野生動物は愛玩動物と同じではない。

<16日午前4時10分ごろ、福井県美浜町竹波の水晶浜海水浴場のスタッフから「男性がイルカに衝突され、けがをしている」と119番通報があった。

 県警敦賀署によると、岐阜県可児市の60代男性が知人らと3人で沖合5メートル付近を泳いでいたところ、イルカ1頭が突進してきて衝突。肋骨(ろっこつ)が3、4本折れる重傷で、両手もかまれるなどしたという。他の2人にけがはなかった。
  同日、同海水浴場では他にも男性3人が腕などをかまれ、軽傷を負った。
  同海水浴場は毎夏、県内外から多くの客が訪れる。同署には今シーズンだけでイルカによる被害報告が6件あるといい、「イルカに近づかず、姿を見たら海に入らないよう身の安全を守って」と注意を呼びかけている。
  福井県内では昨年も海水浴客がイルカにかまれる被害が相次いでいた。(朝倉義統)>(以上「朝日新聞」より引用)




 野生のイルカが人を噛んだ、というニュースは全く珍しくない。イルカは知能が高く「遊び」をする動物だというが、基本的には魚類などを捕食して生きている。海水浴している人も彼らにとっては捕食対象かも知れない。
 ホエールウォッチとして有名な海域で、小型ボートがクジラに襲われる、という「事件」も起きている。小さな手漕ぎボートほどなら、クジラの尾で叩かれれば全壊して跡形もなくなる。野生のシャチは人を襲わない、といわれているが、それも「常態では」という条件付きだということを忘れてはならない。

 動物をすべて「かわいい」で一括りして触れ合うのが流行りのようだが、野生動物との接触は常に危険が付きまとう。それは動物そのものの危険性もあるが、動物に寄生している寄生虫やウィルスなどが接触により人体に侵入したり感染することもあり得る。北海道のキタキツネのエキノコックスは有名だ。
 水族館のイルカショーで見るイルカが「普通のイルカ」だと思ったら大間違いだ。彼らは飼育員による愛情に満ちた訓練によって「芸」をするようになった特別なイルカたちだ。水族館のイルカと野生のイルカとを混同してはならない。

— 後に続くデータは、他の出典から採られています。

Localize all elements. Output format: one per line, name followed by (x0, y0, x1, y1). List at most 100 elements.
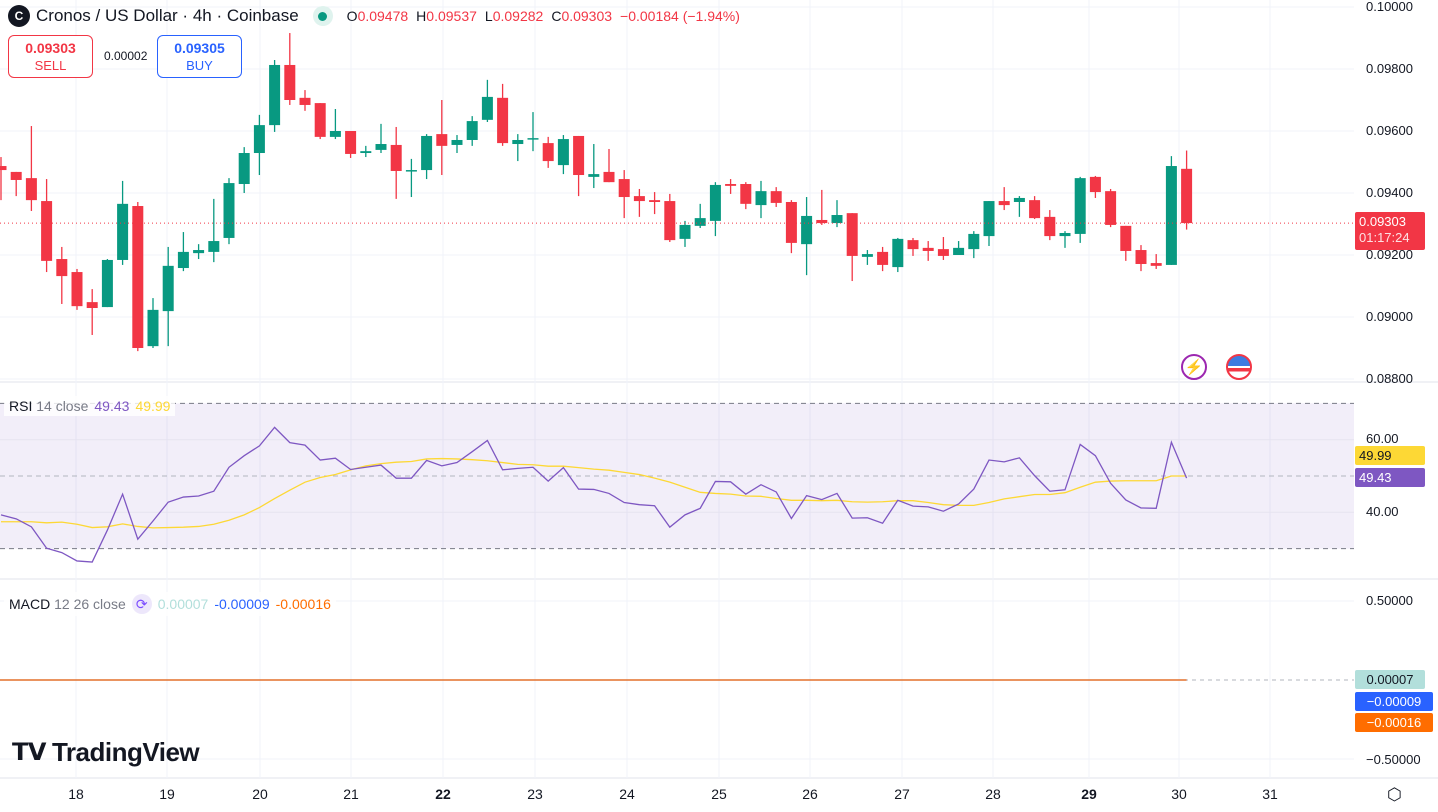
candle-body (284, 64, 296, 100)
us-flag-icon[interactable] (1226, 354, 1252, 380)
buy-button[interactable]: 0.09305 BUY (157, 35, 242, 78)
price-tick: 0.09000 (1366, 309, 1413, 324)
open-value: 0.09478 (357, 8, 409, 24)
macd-legend[interactable]: MACD 12 26 close ⟳ 0.00007 -0.00009 -0.0… (4, 592, 336, 616)
candle-body (1135, 250, 1147, 264)
macd-tag: −0.00009 (1355, 692, 1433, 711)
market-status-icon[interactable] (312, 6, 333, 26)
candle-body (86, 302, 98, 309)
candle-body (1074, 178, 1086, 234)
candle-body (56, 259, 68, 277)
sync-icon[interactable]: ⟳ (131, 594, 152, 614)
time-tick: 24 (619, 786, 635, 802)
sell-button[interactable]: 0.09303 SELL (8, 35, 93, 78)
time-tick: 29 (1081, 786, 1097, 802)
candle-body (633, 196, 645, 202)
candle-body (390, 144, 402, 171)
candle-body (877, 251, 889, 265)
candle-body (557, 139, 569, 166)
candle-body (542, 143, 554, 162)
candle-body (725, 184, 737, 186)
ohlc-values: O0.09478 H0.09537 L0.09282 C0.09303 −0.0… (346, 8, 740, 24)
buy-price: 0.09305 (174, 40, 225, 56)
candle-body (1181, 168, 1193, 224)
candle-body (512, 139, 524, 145)
candle-body (527, 138, 539, 140)
symbol-legend: C Cronos / US Dollar · 4h · Coinbase O0.… (8, 5, 740, 27)
spread-value: 0.00002 (104, 49, 148, 63)
candle-body (907, 240, 919, 250)
candle-body (770, 191, 782, 203)
candle-body (269, 64, 281, 126)
time-tick: 25 (711, 786, 727, 802)
price-tick: 0.08800 (1366, 371, 1413, 386)
macd-tick-top: 0.50000 (1366, 593, 1413, 608)
candle-body (147, 309, 159, 347)
candle-body (329, 131, 341, 137)
macd-params: 12 26 close (54, 596, 126, 612)
sell-label: SELL (34, 58, 67, 73)
symbol-title[interactable]: Cronos / US Dollar · 4h · Coinbase (36, 6, 299, 25)
countdown: 01:17:24 (1359, 230, 1410, 245)
candle-body (375, 144, 387, 150)
candle-body (1165, 166, 1177, 265)
candle-body (937, 249, 949, 256)
macd-hist-value: 0.00007 (157, 596, 209, 612)
candle-body (497, 97, 509, 144)
price-tick: 0.09600 (1366, 123, 1413, 138)
candle-body (360, 151, 372, 154)
current-price: 0.09303 (1359, 214, 1406, 229)
candle-body (861, 254, 873, 257)
macd-signal-tag: −0.00016 (1355, 713, 1433, 732)
candle-body (892, 238, 904, 268)
rsi-tick-60: 60.00 (1366, 431, 1399, 446)
candle-body (193, 250, 205, 254)
candle-body (451, 139, 463, 145)
candle-body (709, 184, 721, 221)
candle-body (618, 179, 630, 198)
macd-value: -0.00009 (214, 596, 270, 612)
candle-body (208, 241, 220, 252)
rsi-legend[interactable]: RSI 14 close 49.43 49.99 (4, 396, 176, 416)
candle-body (0, 166, 7, 171)
candle-body (10, 171, 22, 180)
time-tick: 31 (1262, 786, 1278, 802)
candle-body (1150, 263, 1162, 266)
price-tick: 0.10000 (1366, 0, 1413, 14)
macd-signal-value: -0.00016 (275, 596, 331, 612)
time-tick: 18 (68, 786, 84, 802)
current-price-tag: 0.09303 01:17:24 (1355, 212, 1425, 250)
candle-body (983, 201, 995, 237)
rsi-params: 14 close (36, 398, 89, 414)
candle-body (223, 183, 235, 238)
candle-body (117, 203, 129, 260)
settings-icon[interactable]: ⬡ (1387, 785, 1402, 804)
time-tick: 27 (894, 786, 910, 802)
candle-body (998, 201, 1010, 206)
candle-body (1120, 225, 1132, 251)
buy-label: BUY (186, 58, 213, 73)
candle-body (694, 218, 706, 226)
time-tick: 21 (343, 786, 359, 802)
tradingview-watermark[interactable]: 𝗧𝗩 TradingView (12, 737, 200, 767)
rsi-ma-line (1, 457, 1187, 529)
macd-label: MACD (9, 596, 51, 612)
candle-body (1013, 197, 1025, 202)
sell-price: 0.09303 (25, 40, 76, 56)
time-tick: 20 (252, 786, 268, 802)
candle-body (41, 201, 53, 261)
candle-body (132, 206, 144, 348)
candle-body (953, 247, 965, 255)
candle-body (573, 135, 585, 176)
price-tick: 0.09800 (1366, 61, 1413, 76)
lightning-icon[interactable]: ⚡ (1181, 354, 1207, 380)
macd-tick-bottom: −0.50000 (1366, 752, 1421, 767)
low-value: 0.09282 (492, 8, 544, 24)
candle-body (405, 170, 417, 172)
candle-body (922, 247, 934, 251)
candle-body (1105, 191, 1117, 225)
candle-body (345, 131, 357, 154)
price-tick: 0.09200 (1366, 247, 1413, 262)
candle-body (603, 171, 615, 183)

 自然保護といいながら動物園や水族館で動物に「芸」をさせるのはいかがなものだろうか。野生動物は自然の中に暮らしてこそ保護ではないのか。野生の動物に人が接するのも、タブーではないか。たとえば人が「餌付け」するのも野生動物の世界に人が大きく踏み込んで自然界の秩序を乱しているのではないか。
 瀬戸内海の水質が格段に良くなったため、魚影が薄くなり貝類が痩せたという。自然界のままなら山から流れる川は落ち葉や腐葉土を流域に運び、やがて栄養に満ちた川の水が海に注ぎ込んで植物プランクトンや動物プランクトンを育む。それらを餌とする小型魚が増殖して大型魚が増える、という食物連鎖が形成される。しかし山に多くの砂防堰堤が築かれ、川にダムが建設されて流れが堰き止められ、上澄みの水だけが海に流れ込めば、海の栄養価が落ちるのは当然の成り行きだ。自然と共生するのは、このような困難を伴う。自然界では川は氾濫するものだし、川の流れは絶えず変化して流域広く「扇状地」を形成するものだから、それを抑制する築堤や土石流防止の砂防堰堤の建設は自然に対する挑戦でもある。しかし、そうしたことによって人は安全な暮らしを手に入れている。

 せめて野生動物とは距離を置くように心がけるべきだ。海でイルカが近づいてきたら、人はイルカを避けて陸に上がろう。山でも野生動物に決して近づかない、という教育を徹底すべきだろう。そして人里に近づく野生動物は、残酷だが、駆除すべきだろう。人里に現れた熊を駆除するのは残酷だ、と主張する者は「あなたの幼い子や孫がクマに捕食されても同じことが云えるのか」と問いたい。野生動物に人は怖いと認識させなければならないのだ。
 動物は仲間だ、というのは人が抱く妄想でしかない。野生動物には野生動物の世界があって、そこに人が介入することは許されない。